Arduino Due Switching 5v?


I am using an SSR to control a heater. The SSR is rated between 3v and 20v but it will not turn on at 3v. It does turn on at 5v.

I have the arduino due set up to control pull low when the heater comes on. Will it damage the arduino due if I connect the otherside of the SSR to +5v instead of +3v?

(im pretty sure the answer is yes, but i was hoping for an easy solution instead of wiring up a mosfet).

I believe it is risky, it [u]may[/u] be OK. However is it not a recommended condition.

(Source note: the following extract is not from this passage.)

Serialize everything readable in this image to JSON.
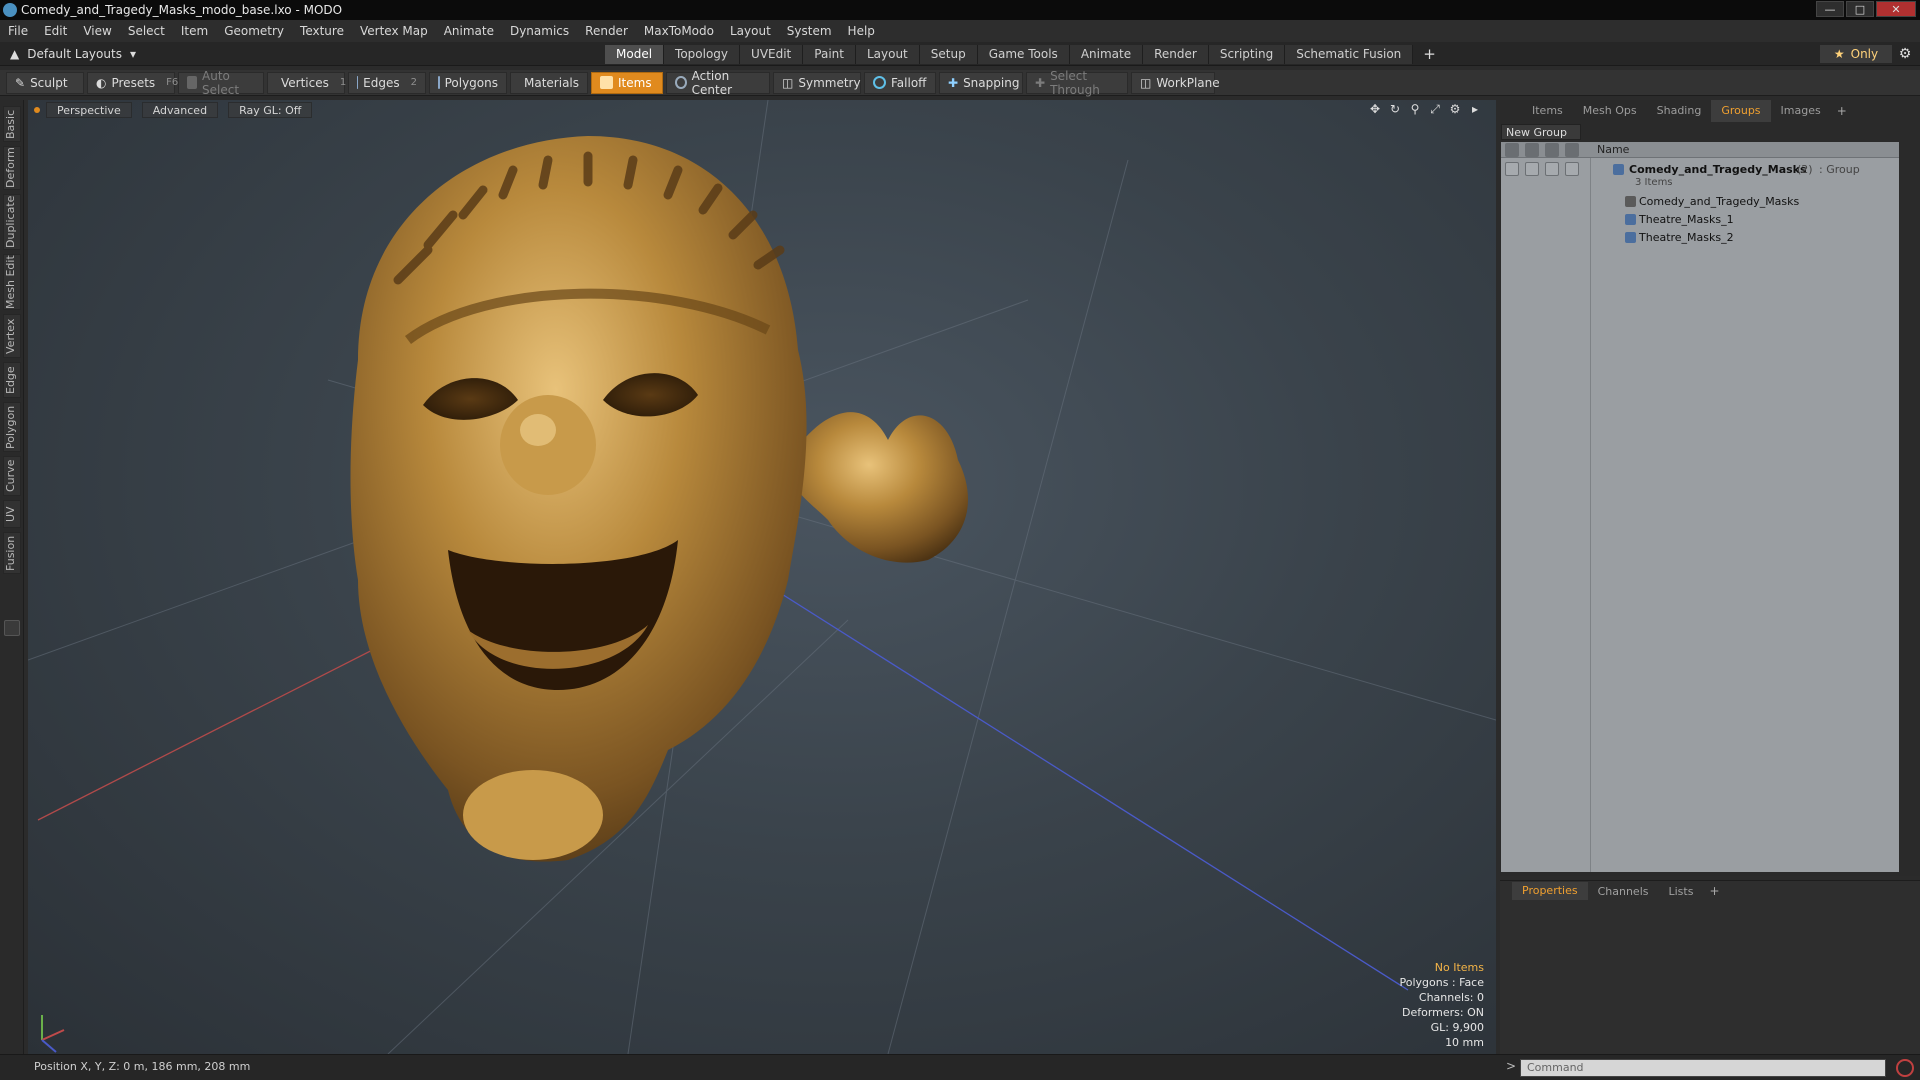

There are two considerations:

1) What is the current required by your SSR input if it were connected to 5V? Does it exceed the recommended for the due. If yes you can stop here and consider the Mosfet

2) If the above is "OK" then we have to look at the input circuit of the SSR. It likely is a diode and a resistor. If the input draws little or no current when connected to 5V - 3.3v = 1.7 Volts then you might get away with it. I'm guessing on what "little" current is but I would guess less than 200 to 500 µA.

I realize that the answers to the above questions require some testing, I don't know a way around it.

Perhaps if you has a cheap china ProMini running a 3.3 volts you could perform a test with it. If you damage the ProMini you only loose a few $$


JohnRob: I believe it is risky, it [u]may[/u] be OK. However is it not a recommended condition.

Yup, I reckon that's the only consideration.

For the sake of one transistor/mosfet just do the job properly.

Yours, TonyWilk

The Due pins cannot provide much current at all. Different pins are rated differently as well, so you need to check the datasheet for the Due's processor and your SSR. You'll likely need a transistor/FET to boost the current.

SSR's are opto isolated, the input is an infrared LED, and typically these are rated 15mA or so, beyond any of the Due's pins if I remember correctly.